32着目 開幕! 帝国武術大会!!
帝都の屋敷に帰ってきたリリエンタール大公の話を聞いて、唖然としてしまった。
ヴェラセネ・キンダー対策の会議をしていたはずなのに、なんで武術大会の開催になっているんだよ。
「ヴェラセネ・キンダーの活動により不安になっている帝国民の不安を払拭するためです。『帝国にはこれだけ腕のいい人材が揃っている。だから安心して欲しい』と宣伝するのです」
だが、これは表向きの理由であるらしい。
「盛大なイベントにする予定です。人もたくさん集まるでしょう。こんなに人の耳目を大量に集めた場は、テロリストにとって絶好の機会です。例え罠だとわかっていても」
つまり武術大会でヴェラセネ・キンダーをおびき出す作戦らしい。
そしてしっぽを見せたところを追跡し、なんとかヴェラセネ・キンダーの組織内に付け入る隙を見つけ出す。
そして情報を集め、本格的にヴェラセネ・キンダーを叩き潰す魂胆のようだ。
「それで武術大会に各貴族家から数名選手を出すことになりましてね。レオナさんに出場して貰おうかなと」
「まぁいいですけど……オレだけですか?」
「それは、あなたたちの立場がネックになっていまして……。本当はエルマさんとローザさんにも出場して欲しかったのですけど」
オレ達の今の立場は『嘱託冒険者』。つまり非常勤でリリエンタール大公に仕えている身だ。なのにフルタイムで働いている家臣の人達を差し置いて複数人出場させると、不満に思う人達も出てくる可能性があるそうだ。

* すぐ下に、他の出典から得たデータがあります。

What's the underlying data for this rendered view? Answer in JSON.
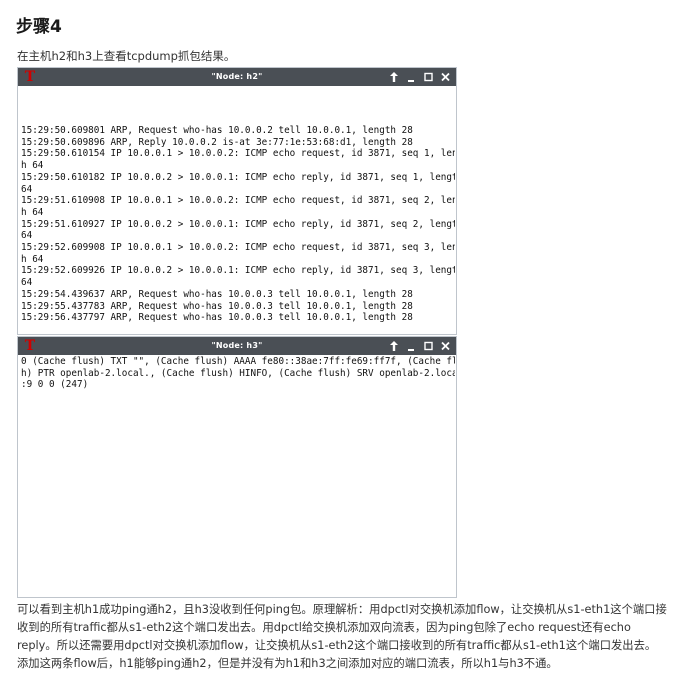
{
  "heading": "步骤4",
  "intro": "在主机h2和h3上查看tcpdump抓包结果。",
  "term_h2": {
    "title": "\"Node: h2\"",
    "lines": [
      "15:29:50.609801 ARP, Request who-has 10.0.0.2 tell 10.0.0.1, length 28",
      "15:29:50.609896 ARP, Reply 10.0.0.2 is-at 3e:77:1e:53:68:d1, length 28",
      "15:29:50.610154 IP 10.0.0.1 > 10.0.0.2: ICMP echo request, id 3871, seq 1, lengt",
      "h 64",
      "15:29:50.610182 IP 10.0.0.2 > 10.0.0.1: ICMP echo reply, id 3871, seq 1, length",
      "64",
      "15:29:51.610908 IP 10.0.0.1 > 10.0.0.2: ICMP echo request, id 3871, seq 2, lengt",
      "h 64",
      "15:29:51.610927 IP 10.0.0.2 > 10.0.0.1: ICMP echo reply, id 3871, seq 2, length",
      "64",
      "15:29:52.609908 IP 10.0.0.1 > 10.0.0.2: ICMP echo request, id 3871, seq 3, lengt",
      "h 64",
      "15:29:52.609926 IP 10.0.0.2 > 10.0.0.1: ICMP echo reply, id 3871, seq 3, length",
      "64",
      "15:29:54.439637 ARP, Request who-has 10.0.0.3 tell 10.0.0.1, length 28",
      "15:29:55.437783 ARP, Request who-has 10.0.0.3 tell 10.0.0.1, length 28",
      "15:29:56.437797 ARP, Request who-has 10.0.0.3 tell 10.0.0.1, length 28"
    ]
  },
  "term_h3": {
    "title": "\"Node: h3\"",
    "lines": [
      "0 (Cache flush) TXT \"\", (Cache flush) AAAA fe80::38ae:7ff:fe69:ff7f, (Cache flus",
      "h) PTR openlab-2.local., (Cache flush) HINFO, (Cache flush) SRV openlab-2.local.",
      ":9 0 0 (247)"
    ]
  },
  "icons": {
    "xterm_logo": "T",
    "arrow_up": "↑",
    "minimize": "_",
    "maximize": "□",
    "close": "✕"
  },
  "explanation": "可以看到主机h1成功ping通h2，且h3没收到任何ping包。原理解析：用dpctl对交换机添加flow，让交换机从s1-eth1这个端口接收到的所有traffic都从s1-eth2这个端口发出去。用dpctl给交换机添加双向流表，因为ping包除了echo request还有echo reply。所以还需要用dpctl对交换机添加flow，让交换机从s1-eth2这个端口接收到的所有traffic都从s1-eth1这个端口发出去。添加这两条flow后，h1能够ping通h2，但是并没有为h1和h3之间添加对应的端口流表，所以h1与h3不通。"
}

それを危惧した結果、三人の中でオレ一人だけの出場となったわけだ。
「では、私達はレオナさんのサポートに入ります」
「あたし達も協力するから、優勝目指してがんばろう!!」
単純に大会に出場するだけでなく色々と警戒が必要だが……ま、出るからにはベストを尽くすか!!
数週間後。
「親愛なる帝国民の諸君! この度、我アイレンベルク皇帝アレクサンドラ・アイレンベルク五世が武術大会を開催することになった! 昨今、ヴェラセネ・キンダーなるテロリストが跋扈し、帝国民の諸君にも不安が渦巻いていることだろう。あらゆる対策が後手に回ってしまっており、帝国民に対して謝罪しても仕切れない。だが、我がアイレンベルク帝国が誇る武勇に優れた人材を集め、卑劣なテロ行為にしか走れないヴェラセネ・キンダーを怖じ気付かせるのだ! 帝国民諸君は、今一度我が帝国の武力を再確認し、どうか安心して日々の生活を送って欲しいと願うばかりである」
武術大会の会場である闘技場にて、皇帝陛下が開会の宣言を行った。
しかし、流石は『指導者』のジョブ持ち。宣言の中に民衆への謝罪の文言が入っていたが、それでも威厳が少しも欠けることは無かった。
むしろ皇帝を擁護する声が観客席の至る所から上がり、人気が上がり続けていた。
「レオナさん、そろそろですね」
「まずは予選なんだっけ?」
「そうだ。ま、ここで脱落するつもりは無いけどな」
ちなみに予選内容は、闘技場内に設置された石の舞台上で一斉に戦い、戦闘不能になったり舞台から落ちたりすると脱落。最後に残った選手が本戦出場となる。
もちろん、全員一斉に試合出来るほどのスペースは無いので、何グループかに分けて行われる。
そして結果だが、無事本戦出場を勝ち取った。
今回は武闘家の衣装で挑んだのだが、この衣装はある程度自分の気配を消すことが出来る。
自分の気配を消して他の選手にオレのことを察知されにくくし、舞台から落ちそうな選手を見つけては落としていくという作戦で勝ち残ったのだ。
と言うわけで、オレは明日から開かれる本戦に向け準備を始めたのだった。